As the COVID-19 outbreak continues to evolve, accurate forecasting continues to play an extremely important role in informing policy decisions. In this talk, I will describe a large data repository containing COVID-19 information curated from a range of different sources. This data is then used to develop several predictors and prediction intervals for forecasting the short-term (e.g., over the next week) trajectory of COVID-19-related recorded deaths at the county-level in the United States.
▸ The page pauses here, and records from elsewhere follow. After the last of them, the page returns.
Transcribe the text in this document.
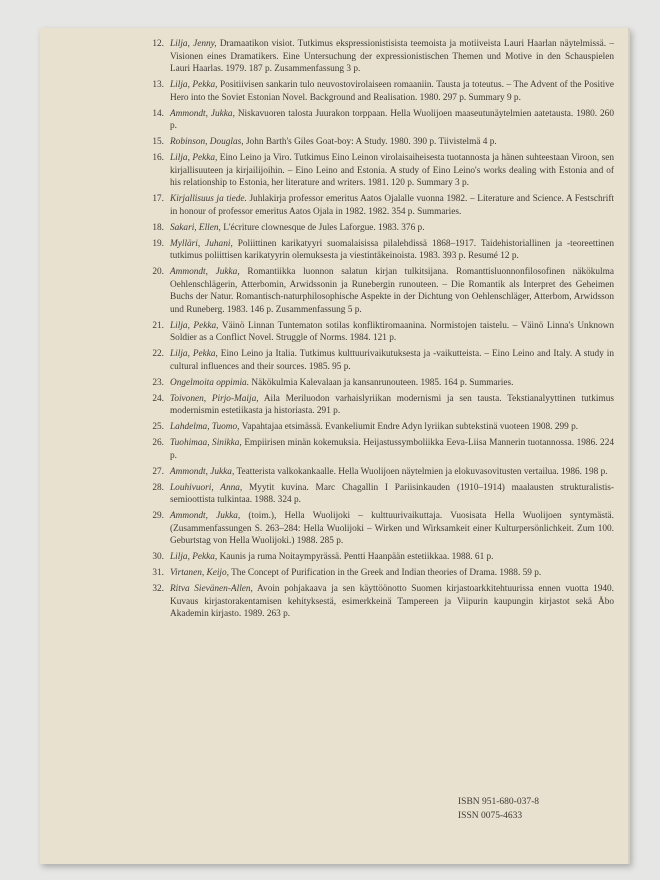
12. Lilja, Jenny, Dramaatikon visiot. Tutkimus ekspressionistisista teemoista ja motiiveista Lauri Haarlan näytelmissä. – Visionen eines Dramatikers. Eine Untersuchung der expressionistischen Themen und Motive in den Schauspielen Lauri Haarlas. 1979. 187 p. Zusammenfassung 3 p.
13. Lilja, Pekka, Positiivisen sankarin tulo neuvostovirolaiseen romaaniin. Tausta ja toteutus. – The Advent of the Positive Hero into the Soviet Estonian Novel. Background and Realisation. 1980. 297 p. Summary 9 p.
14. Ammondt, Jukka, Niskavuoren talosta Juurakon torppaan. Hella Wuolijoen maaseutunäytelmien aatetausta. 1980. 260 p.
15. Robinson, Douglas, John Barth's Giles Goat-boy: A Study. 1980. 390 p. Tiivistelmä 4 p.
16. Lilja, Pekka, Eino Leino ja Viro. Tutkimus Eino Leinon virolaisaiheisesta tuotannosta ja hänen suhteestaan Viroon, sen kirjallisuuteen ja kirjailijoihin. – Eino Leino and Estonia. A study of Eino Leino's works dealing with Estonia and of his relationship to Estonia, her literature and writers. 1981. 120 p. Summary 3 p.
17. Kirjallisuus ja tiede. Juhlakirja professor emeritus Aatos Ojalalle vuonna 1982. – Literature and Science. A Festschrift in honour of professor emeritus Aatos Ojala in 1982. 1982. 354 p. Summaries.
18. Sakari, Ellen, L'écriture clownesque de Jules Laforgue. 1983. 376 p.
19. Mylläri, Juhani, Poliittinen karikatyyri suomalaisissa pilalehdissä 1868–1917. Taidehistoriallinen ja -teoreettinen tutkimus poliittisen karikatyyrin olemuksesta ja viestintäkeinoista. 1983. 393 p. Resumé 12 p.
20. Ammondt, Jukka, Romantiikka luonnon salatun kirjan tulkitsijana. Romanttisluonnonfilosofinen näkökulma Oehlenschlägerin, Atterbomin, Arwidssonin ja Runebergin runouteen. – Die Romantik als Interpret des Geheimen Buchs der Natur. Romantisch-naturphilosophische Aspekte in der Dichtung von Oehlenschläger, Atterbom, Arwidsson und Runeberg. 1983. 146 p. Zusammenfassung 5 p.
21. Lilja, Pekka, Väinö Linnan Tuntematon sotilas konfliktiromaanina. Normistojen taistelu. – Väinö Linna's Unknown Soldier as a Conflict Novel. Struggle of Norms. 1984. 121 p.
22. Lilja, Pekka, Eino Leino ja Italia. Tutkimus kulttuurivaikutuksesta ja -vaikutteista. – Eino Leino and Italy. A study in cultural influences and their sources. 1985. 95 p.
23. Ongelmoita oppimia. Näkökulmia Kalevalaan ja kansanrunouteen. 1985. 164 p. Summaries.
24. Toivonen, Pirjo-Maija, Aila Meriluodon varhaislyriikan modernismi ja sen tausta. Tekstianalyyttinen tutkimus modernismin estetiikasta ja historiasta. 291 p.
25. Lahdelma, Tuomo, Vapahtajaa etsimässä. Evankeliumit Endre Adyn lyriikan subtekstinä vuoteen 1908. 299 p.
26. Tuohimaa, Sinikka, Empiirisen minän kokemuksia. Heijastussymboliikka Eeva-Liisa Mannerin tuotannossa. 1986. 224 p.
27. Ammondt, Jukka, Teatterista valkokankaalle. Hella Wuolijoen näytelmien ja elokuvasovitusten vertailua. 1986. 198 p.
28. Louhivuori, Anna, Myytit kuvina. Marc Chagallin I Pariisinkauden (1910–1914) maalausten strukturalistis-semioottista tulkintaa. 1988. 324 p.
29. Ammondt, Jukka, (toim.), Hella Wuolijoki – kulttuurivaikuttaja. Vuosisata Hella Wuolijoen syntymästä. (Zusammenfassungen S. 263–284: Hella Wuolijoki – Wirken und Wirksamkeit einer Kulturpersönlichkeit. Zum 100. Geburtstag von Hella Wuolijoki.) 1988. 285 p.
30. Lilja, Pekka, Kaunis ja ruma Noitaympyrässä. Pentti Haanpään estetiikkaa. 1988. 61 p.
31. Virtanen, Keijo, The Concept of Purification in the Greek and Indian theories of Drama. 1988. 59 p.
32. Ritva Sievänen-Allen, Avoin pohjakaava ja sen käyttöönotto Suomen kirjastoarkkitehtuurissa ennen vuotta 1940. Kuvaus kirjastorakentamisen kehityksestä, esimerkkeinä Tampereen ja Viipurin kaupungin kirjastot sekä Åbo Akademin kirjasto. 1989. 263 p.
ISBN 951-680-037-8
ISSN 0075-4633
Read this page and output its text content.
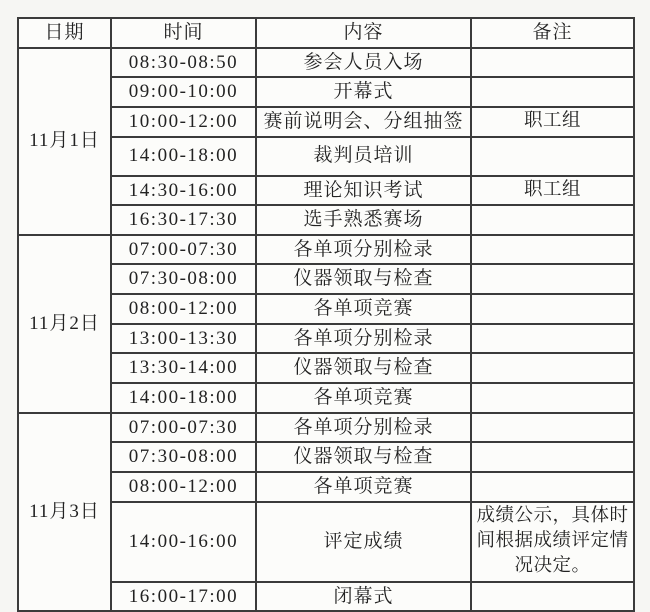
日期	时间	内容	备注
11月1日	08:30-08:50	参会人员入场	
	09:00-10:00	开幕式	
	10:00-12:00	赛前说明会、分组抽签	职工组
	14:00-18:00	裁判员培训	
	14:30-16:00	理论知识考试	职工组
	16:30-17:30	选手熟悉赛场	
11月2日	07:00-07:30	各单项分别检录	
	07:30-08:00	仪器领取与检查	
	08:00-12:00	各单项竞赛	
	13:00-13:30	各单项分别检录	
	13:30-14:00	仪器领取与检查	
	14:00-18:00	各单项竞赛	
11月3日	07:00-07:30	各单项分别检录	
	07:30-08:00	仪器领取与检查	
	08:00-12:00	各单项竞赛	
	14:00-16:00	评定成绩	成绩公示，具体时间根据成绩评定情况决定。
	16:00-17:00	闭幕式	
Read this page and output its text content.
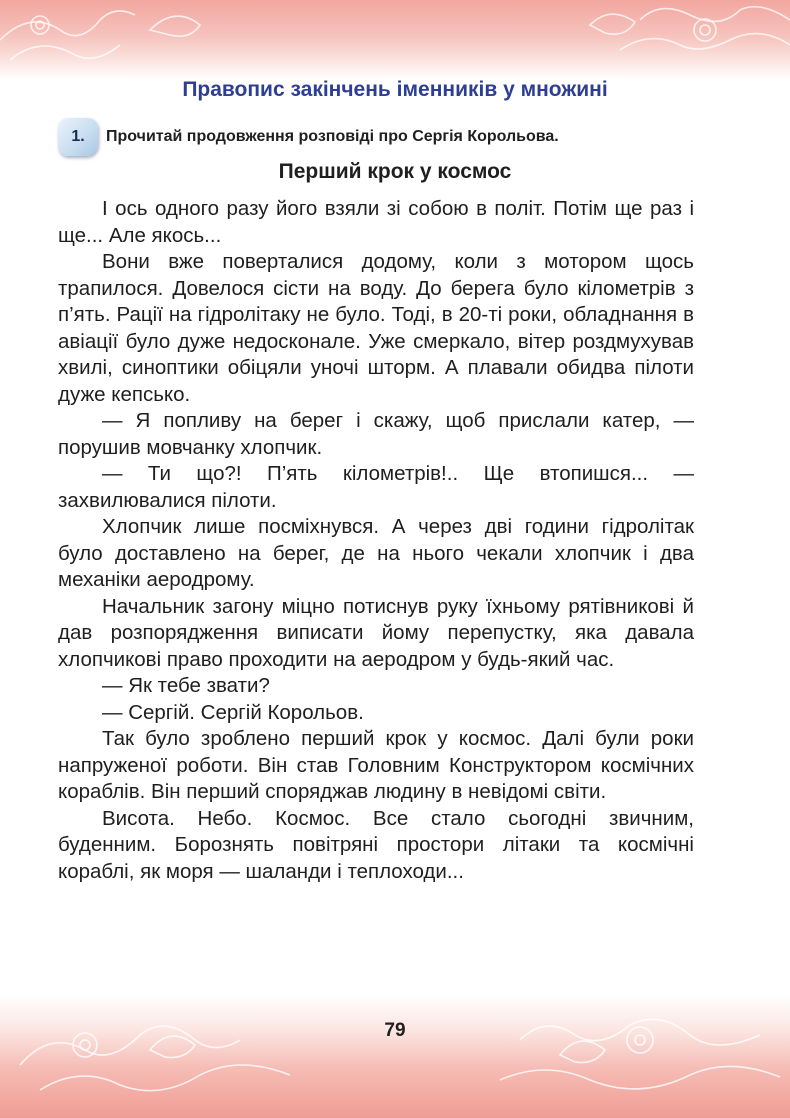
Правопис закінчень іменників у множині
1.	Прочитай продовження розповіді про Сергія Корольова.
Перший крок у космос

І ось одного разу його взяли зі собою в політ. Потім ще раз і ще... Але якось...

Вони вже поверталися додому, коли з мотором щось трапилося. Довелося сісти на воду. До берега було кілометрів з п’ять. Рації на гідролітаку не було. Тоді, в 20-ті роки, обладнання в авіації було дуже недосконале. Уже смеркало, вітер роздмухував хвилі, синоптики обіцяли уночі шторм. А плавали обидва пілоти дуже кепсько.

— Я попливу на берег і скажу, щоб прислали катер, — порушив мовчанку хлопчик.

— Ти що?! П’ять кілометрів!.. Ще втопишся... — захвилювалися пілоти.

Хлопчик лише посміхнувся. А через дві години гідролітак було доставлено на берег, де на нього чекали хлопчик і два механіки аеродрому.

Начальник загону міцно потиснув руку їхньому рятівникові й дав розпорядження виписати йому перепустку, яка давала хлопчикові право проходити на аеродром у будь-який час.

— Як тебе звати?

— Сергій. Сергій Корольов.

Так було зроблено перший крок у космос. Далі були роки напруженої роботи. Він став Головним Конструктором космічних кораблів. Він перший споряджав людину в невідомі світи.

Висота. Небо. Космос. Все стало сьогодні звичним, буденним. Борознять повітряні простори літаки та космічні кораблі, як моря — шаланди і теплоходи...

79
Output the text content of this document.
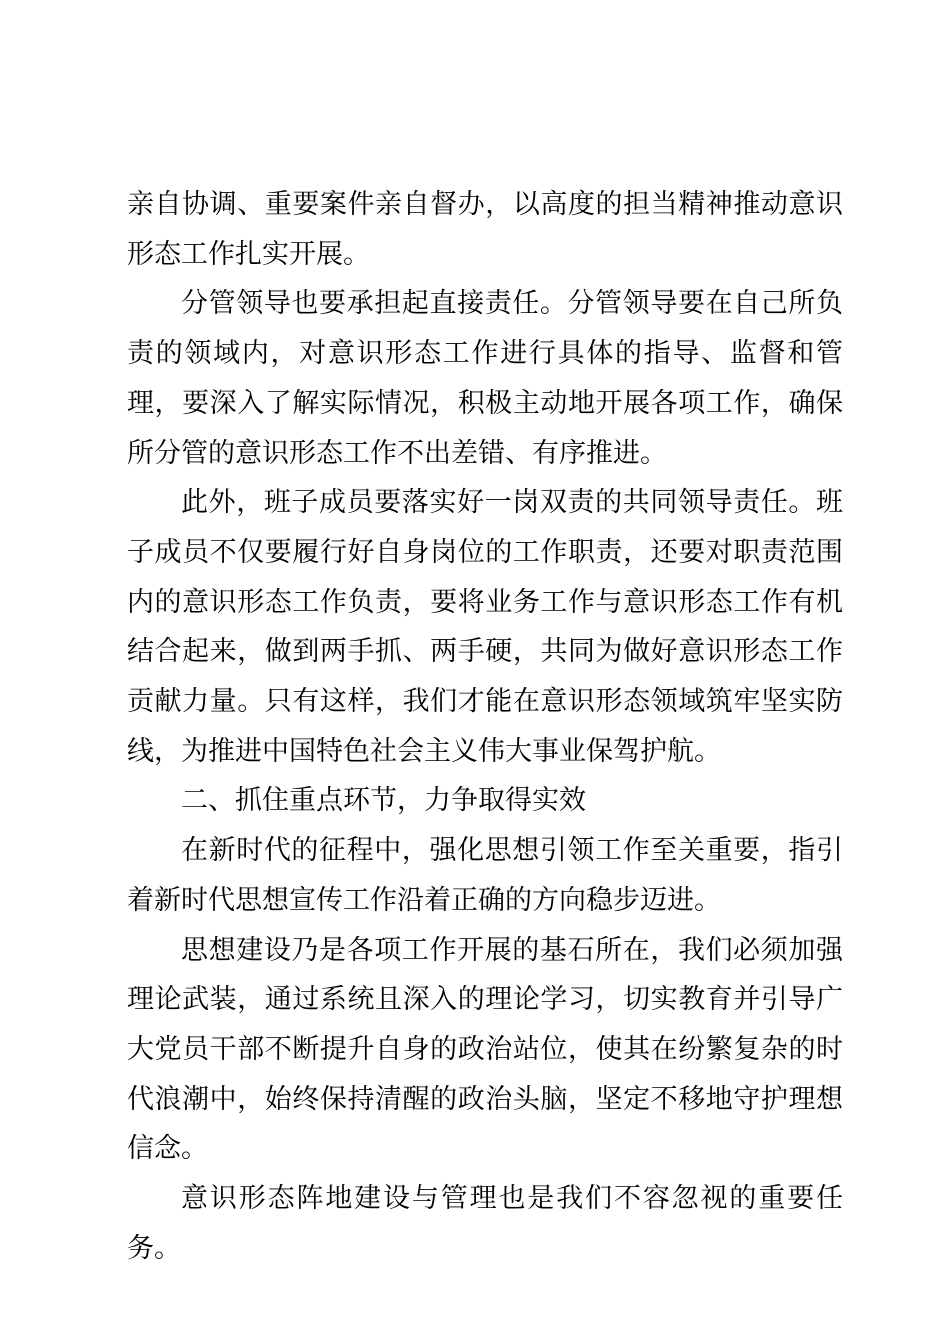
亲自协调、重要案件亲自督办，以高度的担当精神推动意识形态工作扎实开展。

分管领导也要承担起直接责任。分管领导要在自己所负责的领域内，对意识形态工作进行具体的指导、监督和管理，要深入了解实际情况，积极主动地开展各项工作，确保所分管的意识形态工作不出差错、有序推进。

此外，班子成员要落实好一岗双责的共同领导责任。班子成员不仅要履行好自身岗位的工作职责，还要对职责范围内的意识形态工作负责，要将业务工作与意识形态工作有机结合起来，做到两手抓、两手硬，共同为做好意识形态工作贡献力量。只有这样，我们才能在意识形态领域筑牢坚实防线，为推进中国特色社会主义伟大事业保驾护航。

二、抓住重点环节，力争取得实效

在新时代的征程中，强化思想引领工作至关重要，指引着新时代思想宣传工作沿着正确的方向稳步迈进。

思想建设乃是各项工作开展的基石所在，我们必须加强理论武装，通过系统且深入的理论学习，切实教育并引导广大党员干部不断提升自身的政治站位，使其在纷繁复杂的时代浪潮中，始终保持清醒的政治头脑，坚定不移地守护理想信念。

意识形态阵地建设与管理也是我们不容忽视的重要任务。
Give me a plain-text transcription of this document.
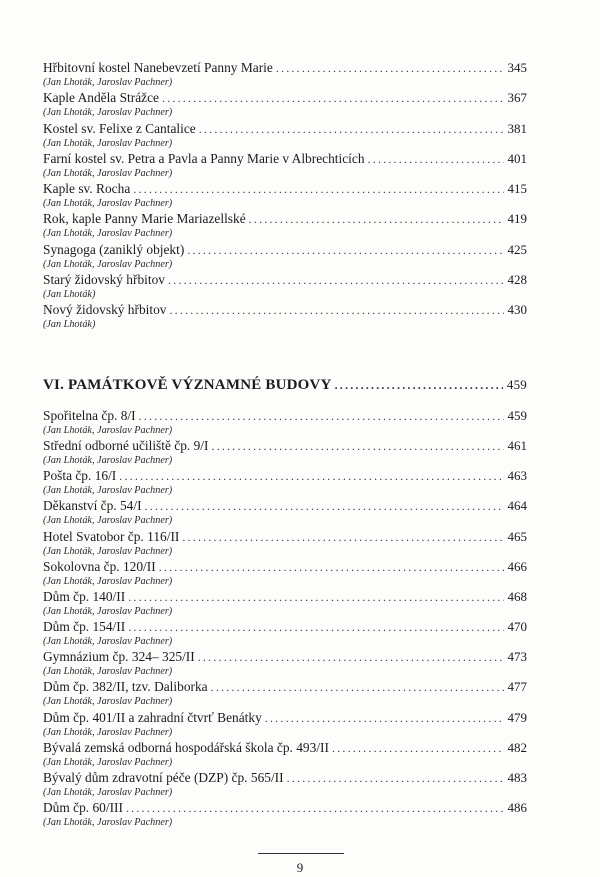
Hřbitovní kostel Nanebevzetí Panny Marie . . .	345
(Jan Lhoták, Jaroslav Pachner)
Kaple Anděla Strážce . . .	367
(Jan Lhoták, Jaroslav Pachner)
Kostel sv. Felixe z Cantalice . . .	381
(Jan Lhoták, Jaroslav Pachner)
Farní kostel sv. Petra a Pavla a Panny Marie v Albrechticích . . .	401
(Jan Lhoták, Jaroslav Pachner)
Kaple sv. Rocha . . .	415
(Jan Lhoták, Jaroslav Pachner)
Rok, kaple Panny Marie Mariazellské . . .	419
(Jan Lhoták, Jaroslav Pachner)
Synagoga (zaniklý objekt) . . .	425
(Jan Lhoták, Jaroslav Pachner)
Starý židovský hřbitov . . .	428
(Jan Lhoták)
Nový židovský hřbitov . . .	430
(Jan Lhoták)
VI. PAMÁTKOVĚ VÝZNAMNÉ BUDOVY . . .	459
Spořitelna čp. 8/I . . .	459
(Jan Lhoták, Jaroslav Pachner)
Střední odborné učiliště čp. 9/I . . .	461
(Jan Lhoták, Jaroslav Pachner)
Pošta čp. 16/I . . .	463
(Jan Lhoták, Jaroslav Pachner)
Děkanství čp. 54/I . . .	464
(Jan Lhoták, Jaroslav Pachner)
Hotel Svatobor čp. 116/II . . .	465
(Jan Lhoták, Jaroslav Pachner)
Sokolovna čp. 120/II . . .	466
(Jan Lhoták, Jaroslav Pachner)
Dům čp. 140/II . . .	468
(Jan Lhoták, Jaroslav Pachner)
Dům čp. 154/II . . .	470
(Jan Lhoták, Jaroslav Pachner)
Gymnázium čp. 324– 325/II . . .	473
(Jan Lhoták, Jaroslav Pachner)
Dům čp. 382/II, tzv. Daliborka . . .	477
(Jan Lhoták, Jaroslav Pachner)
Dům čp. 401/II a zahradní čtvrť Benátky . . .	479
(Jan Lhoták, Jaroslav Pachner)
Bývalá zemská odborná hospodářská škola čp. 493/II . . .	482
(Jan Lhoták, Jaroslav Pachner)
Bývalý dům zdravotní péče (DZP) čp. 565/II . . .	483
(Jan Lhoták, Jaroslav Pachner)
Dům čp. 60/III . . .	486
(Jan Lhoták, Jaroslav Pachner)
9
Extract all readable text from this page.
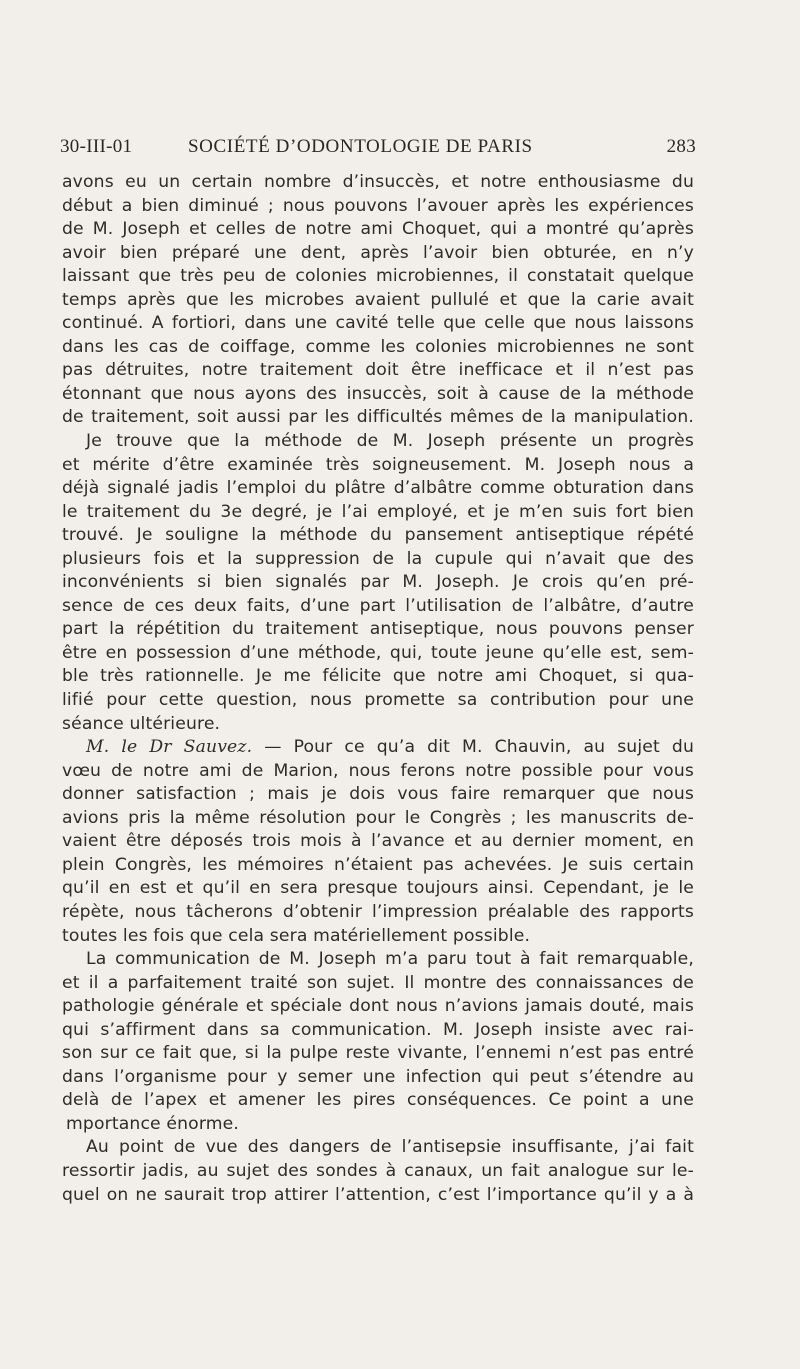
30-III-01	SOCIÉTÉ D’ODONTOLOGIE DE PARIS	283

avons eu un certain nombre d’insuccès, et notre enthousiasme du
début a bien diminué ; nous pouvons l’avouer après les expériences
de M. Joseph et celles de notre ami Choquet, qui a montré qu’après
avoir bien préparé une dent, après l’avoir bien obturée, en n’y
laissant que très peu de colonies microbiennes, il constatait quelque
temps après que les microbes avaient pullulé et que la carie avait
continué. A fortiori, dans une cavité telle que celle que nous laissons
dans les cas de coiffage, comme les colonies microbiennes ne sont
pas détruites, notre traitement doit être inefficace et il n’est pas
étonnant que nous ayons des insuccès, soit à cause de la méthode
de traitement, soit aussi par les difficultés mêmes de la manipulation.

Je trouve que la méthode de M. Joseph présente un progrès
et mérite d’être examinée très soigneusement. M. Joseph nous a
déjà signalé jadis l’emploi du plâtre d’albâtre comme obturation dans
le traitement du 3e degré, je l’ai employé, et je m’en suis fort bien
trouvé. Je souligne la méthode du pansement antiseptique répété
plusieurs fois et la suppression de la cupule qui n’avait que des
inconvénients si bien signalés par M. Joseph. Je crois qu’en pré-
sence de ces deux faits, d’une part l’utilisation de l’albâtre, d’autre
part la répétition du traitement antiseptique, nous pouvons penser
être en possession d’une méthode, qui, toute jeune qu’elle est, sem-
ble très rationnelle. Je me félicite que notre ami Choquet, si qua-
lifié pour cette question, nous promette sa contribution pour une
séance ultérieure.

M. le Dr Sauvez. — Pour ce qu’a dit M. Chauvin, au sujet du
vœu de notre ami de Marion, nous ferons notre possible pour vous
donner satisfaction ; mais je dois vous faire remarquer que nous
avions pris la même résolution pour le Congrès ; les manuscrits de-
vaient être déposés trois mois à l’avance et au dernier moment, en
plein Congrès, les mémoires n’étaient pas achevées. Je suis certain
qu’il en est et qu’il en sera presque toujours ainsi. Cependant, je le
répète, nous tâcherons d’obtenir l’impression préalable des rapports
toutes les fois que cela sera matériellement possible.

La communication de M. Joseph m’a paru tout à fait remarquable,
et il a parfaitement traité son sujet. Il montre des connaissances de
pathologie générale et spéciale dont nous n’avions jamais douté, mais
qui s’affirment dans sa communication. M. Joseph insiste avec rai-
son sur ce fait que, si la pulpe reste vivante, l’ennemi n’est pas entré
dans l’organisme pour y semer une infection qui peut s’étendre au
delà de l’apex et amener les pires conséquences. Ce point a une
mportance énorme.

Au point de vue des dangers de l’antisepsie insuffisante, j’ai fait
ressortir jadis, au sujet des sondes à canaux, un fait analogue sur le-
quel on ne saurait trop attirer l’attention, c’est l’importance qu’il y a à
Dr. Bin Yu is Chancellor’s Distinguished Professor and Class of 1936 Second Chair in the Departments of Statistics and of Electrical Engineering & Computer Sciences at the University of California at Berkeley and a former chair of Statistics at UC Berkeley. Dr. Yu's research focuses on practice, algorithm, and theory of statistical machine learning and causal inference. Her group is engaged in interdisciplinary research with scientists from genomics, neuroscience, and precision medicine. In order to augment empirical evidence for decision-making, they are investigating methods/algorithms (and associated statistical inference problems) such as dictionary learning, non-negative matrix factorization (NMF), EM and deep learning (CNNs and LSTMs), and heterogeneous effect estimation in randomized experiments (X-learner). Their recent algorithms include staNMF for unsupervised learning, iterative Random Forests (iRF) and signed iRF (s-iRF) for discovering predictive and stable high-order interactions in supervised learning, contextual decomposition (CD) and aggregated contextual decomposition (ACD) for interpretation of Deep Neural Networks (DNNs). Dr. Yu is a member of the U.S. National Academy of Sciences and a fellow of the American Academy of Arts and Sciences. She was a Guggenheim Fellow in 2006, and the Tukey Memorial Lecturer of the Bernoulli Society in 2012. She was President of IMS (Institute of Mathematical Statistics) in 2013-2014 and the Rietz Lecturer of IMS in 2016. She received the E. L. Scott Award from COPSS (Committee of Presidents of Statistical Societies) in 2018.